Generic drug makers need this data to prove that their products
are safe as well as biologically equivalent to the brand-name originals.
US trade officials
say that the five-year data protection period is necessary to uphold
Guatemala's obligations under DR-CAFTA. However, several legislators
from the opposition Democratic party have argued that pushing for
the five-year protection violated the United States Trade Representative's
(USTR's) congressional mandate to uphold the Doha Declaration on
TRIPS and Public Health. They contend that the obligation to protect
data exclusivity could hinder Guatemala's ability to issue compulsory
licenses during a health emergency.
Guatemala
likely to follow in DR's footsteps
Guatemalan President
Oscar Berger has moved to assuage the USTR's concerns, promising
to "correct this problem... so that Guatemala will be in compliance"
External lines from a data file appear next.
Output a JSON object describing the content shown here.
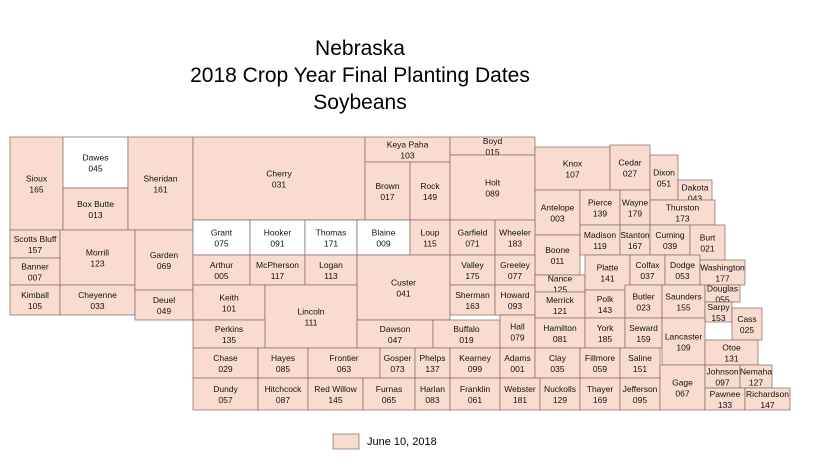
{
  "title": [
    "Nebraska",
    "2018 Crop Year Final Planting Dates",
    "Soybeans"
  ],
  "legend": {
    "label": "June 10, 2018",
    "color": "#fadbcf"
  },
  "counties": [
    {
      "name": "Sioux",
      "code": "165",
      "color": "#fadbcf"
    },
    {
      "name": "Dawes",
      "code": "045",
      "color": "#ffffff"
    },
    {
      "name": "Box Butte",
      "code": "013",
      "color": "#fadbcf"
    },
    {
      "name": "Sheridan",
      "code": "161",
      "color": "#fadbcf"
    },
    {
      "name": "Cherry",
      "code": "031",
      "color": "#fadbcf"
    },
    {
      "name": "Keya Paha",
      "code": "103",
      "color": "#fadbcf"
    },
    {
      "name": "Boyd",
      "code": "015",
      "color": "#fadbcf"
    },
    {
      "name": "Brown",
      "code": "017",
      "color": "#fadbcf"
    },
    {
      "name": "Rock",
      "code": "149",
      "color": "#fadbcf"
    },
    {
      "name": "Holt",
      "code": "089",
      "color": "#fadbcf"
    },
    {
      "name": "Knox",
      "code": "107",
      "color": "#fadbcf"
    },
    {
      "name": "Cedar",
      "code": "027",
      "color": "#fadbcf"
    },
    {
      "name": "Dixon",
      "code": "051",
      "color": "#fadbcf"
    },
    {
      "name": "Dakota",
      "code": "043",
      "color": "#fadbcf"
    },
    {
      "name": "Antelope",
      "code": "003",
      "color": "#fadbcf"
    },
    {
      "name": "Pierce",
      "code": "139",
      "color": "#fadbcf"
    },
    {
      "name": "Wayne",
      "code": "179",
      "color": "#fadbcf"
    },
    {
      "name": "Thurston",
      "code": "173",
      "color": "#fadbcf"
    },
    {
      "name": "Scotts Bluff",
      "code": "157",
      "color": "#fadbcf"
    },
    {
      "name": "Banner",
      "code": "007",
      "color": "#fadbcf"
    },
    {
      "name": "Kimball",
      "code": "105",
      "color": "#fadbcf"
    },
    {
      "name": "Morrill",
      "code": "123",
      "color": "#fadbcf"
    },
    {
      "name": "Cheyenne",
      "code": "033",
      "color": "#fadbcf"
    },
    {
      "name": "Garden",
      "code": "069",
      "color": "#fadbcf"
    },
    {
      "name": "Deuel",
      "code": "049",
      "color": "#fadbcf"
    },
    {
      "name": "Grant",
      "code": "075",
      "color": "#ffffff"
    },
    {
      "name": "Hooker",
      "code": "091",
      "color": "#ffffff"
    },
    {
      "name": "Thomas",
      "code": "171",
      "color": "#ffffff"
    },
    {
      "name": "Blaine",
      "code": "009",
      "color": "#ffffff"
    },
    {
      "name": "Loup",
      "code": "115",
      "color": "#fadbcf"
    },
    {
      "name": "Garfield",
      "code": "071",
      "color": "#fadbcf"
    },
    {
      "name": "Wheeler",
      "code": "183",
      "color": "#fadbcf"
    },
    {
      "name": "Boone",
      "code": "011",
      "color": "#fadbcf"
    },
    {
      "name": "Madison",
      "code": "119",
      "color": "#fadbcf"
    },
    {
      "name": "Stanton",
      "code": "167",
      "color": "#fadbcf"
    },
    {
      "name": "Cuming",
      "code": "039",
      "color": "#fadbcf"
    },
    {
      "name": "Burt",
      "code": "021",
      "color": "#fadbcf"
    },
    {
      "name": "Arthur",
      "code": "005",
      "color": "#fadbcf"
    },
    {
      "name": "McPherson",
      "code": "117",
      "color": "#fadbcf"
    },
    {
      "name": "Logan",
      "code": "113",
      "color": "#fadbcf"
    },
    {
      "name": "Custer",
      "code": "041",
      "color": "#fadbcf"
    },
    {
      "name": "Valley",
      "code": "175",
      "color": "#fadbcf"
    },
    {
      "name": "Greeley",
      "code": "077",
      "color": "#fadbcf"
    },
    {
      "name": "Nance",
      "code": "125",
      "color": "#fadbcf"
    },
    {
      "name": "Platte",
      "code": "141",
      "color": "#fadbcf"
    },
    {
      "name": "Colfax",
      "code": "037",
      "color": "#fadbcf"
    },
    {
      "name": "Dodge",
      "code": "053",
      "color": "#fadbcf"
    },
    {
      "name": "Washington",
      "code": "177",
      "color": "#fadbcf"
    },
    {
      "name": "Keith",
      "code": "101",
      "color": "#fadbcf"
    },
    {
      "name": "Lincoln",
      "code": "111",
      "color": "#fadbcf"
    },
    {
      "name": "Sherman",
      "code": "163",
      "color": "#fadbcf"
    },
    {
      "name": "Howard",
      "code": "093",
      "color": "#fadbcf"
    },
    {
      "name": "Merrick",
      "code": "121",
      "color": "#fadbcf"
    },
    {
      "name": "Polk",
      "code": "143",
      "color": "#fadbcf"
    },
    {
      "name": "Butler",
      "code": "023",
      "color": "#fadbcf"
    },
    {
      "name": "Saunders",
      "code": "155",
      "color": "#fadbcf"
    },
    {
      "name": "Douglas",
      "code": "055",
      "color": "#fadbcf"
    },
    {
      "name": "Sarpy",
      "code": "153",
      "color": "#fadbcf"
    },
    {
      "name": "Perkins",
      "code": "135",
      "color": "#fadbcf"
    },
    {
      "name": "Dawson",
      "code": "047",
      "color": "#fadbcf"
    },
    {
      "name": "Buffalo",
      "code": "019",
      "color": "#fadbcf"
    },
    {
      "name": "Hall",
      "code": "079",
      "color": "#fadbcf"
    },
    {
      "name": "Hamilton",
      "code": "081",
      "color": "#fadbcf"
    },
    {
      "name": "York",
      "code": "185",
      "color": "#fadbcf"
    },
    {
      "name": "Seward",
      "code": "159",
      "color": "#fadbcf"
    },
    {
      "name": "Lancaster",
      "code": "109",
      "color": "#fadbcf"
    },
    {
      "name": "Cass",
      "code": "025",
      "color": "#fadbcf"
    },
    {
      "name": "Chase",
      "code": "029",
      "color": "#fadbcf"
    },
    {
      "name": "Hayes",
      "code": "085",
      "color": "#fadbcf"
    },
    {
      "name": "Frontier",
      "code": "063",
      "color": "#fadbcf"
    },
    {
      "name": "Gosper",
      "code": "073",
      "color": "#fadbcf"
    },
    {
      "name": "Phelps",
      "code": "137",
      "color": "#fadbcf"
    },
    {
      "name": "Kearney",
      "code": "099",
      "color": "#fadbcf"
    },
    {
      "name": "Adams",
      "code": "001",
      "color": "#fadbcf"
    },
    {
      "name": "Clay",
      "code": "035",
      "color": "#fadbcf"
    },
    {
      "name": "Fillmore",
      "code": "059",
      "color": "#fadbcf"
    },
    {
      "name": "Saline",
      "code": "151",
      "color": "#fadbcf"
    },
    {
      "name": "Otoe",
      "code": "131",
      "color": "#fadbcf"
    },
    {
      "name": "Dundy",
      "code": "057",
      "color": "#fadbcf"
    },
    {
      "name": "Hitchcock",
      "code": "087",
      "color": "#fadbcf"
    },
    {
      "name": "Red Willow",
      "code": "145",
      "color": "#fadbcf"
    },
    {
      "name": "Furnas",
      "code": "065",
      "color": "#fadbcf"
    },
    {
      "name": "Harlan",
      "code": "083",
      "color": "#fadbcf"
    },
    {
      "name": "Franklin",
      "code": "061",
      "color": "#fadbcf"
    },
    {
      "name": "Webster",
      "code": "181",
      "color": "#fadbcf"
    },
    {
      "name": "Nuckolls",
      "code": "129",
      "color": "#fadbcf"
    },
    {
      "name": "Thayer",
      "code": "169",
      "color": "#fadbcf"
    },
    {
      "name": "Jefferson",
      "code": "095",
      "color": "#fadbcf"
    },
    {
      "name": "Gage",
      "code": "067",
      "color": "#fadbcf"
    },
    {
      "name": "Johnson",
      "code": "097",
      "color": "#fadbcf"
    },
    {
      "name": "Nemaha",
      "code": "127",
      "color": "#fadbcf"
    },
    {
      "name": "Pawnee",
      "code": "133",
      "color": "#fadbcf"
    },
    {
      "name": "Richardson",
      "code": "147",
      "color": "#fadbcf"
    }
  ]
}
with its DR-CAFTA obligations. Such a move would give the green
light to US congressional proceedings on the seven-country trade
bloc.
In late 2004,
the Bush administration had threatened to delay congressional consideration
of its CAFTA-linked free trade agreement with the Dominican Republic
because of another law it found objectionable. However, the issue
became moot when the Caribbean island nation repealed the offending
import duty on beverages made with high fructose corn sweeteners
(see BRIDGES Weekly,
27 October 2004). The Dominican Senate voted on 21 December to repeal
the contentious 25 percent tax; President Leonel Fernández
signed the legislation into law in early January.
The US signed
the CAFTA in May 2004 with Costa Rica, El Salvador, Guatemala, Honduras,
and Nicaragua. The Dominican Republic joined the pact in August
2004 after a separate negotiation. US business lobby groups that
support CAFTA have been urging Congress to move to ratify the agreement
as soon as the disagreement with Guatemala is resolved.
ICTSD reporting; "Dominican Republic President Officially Repeals
HFCS Tax," AGPROFESSIONAL, 13 January 2005.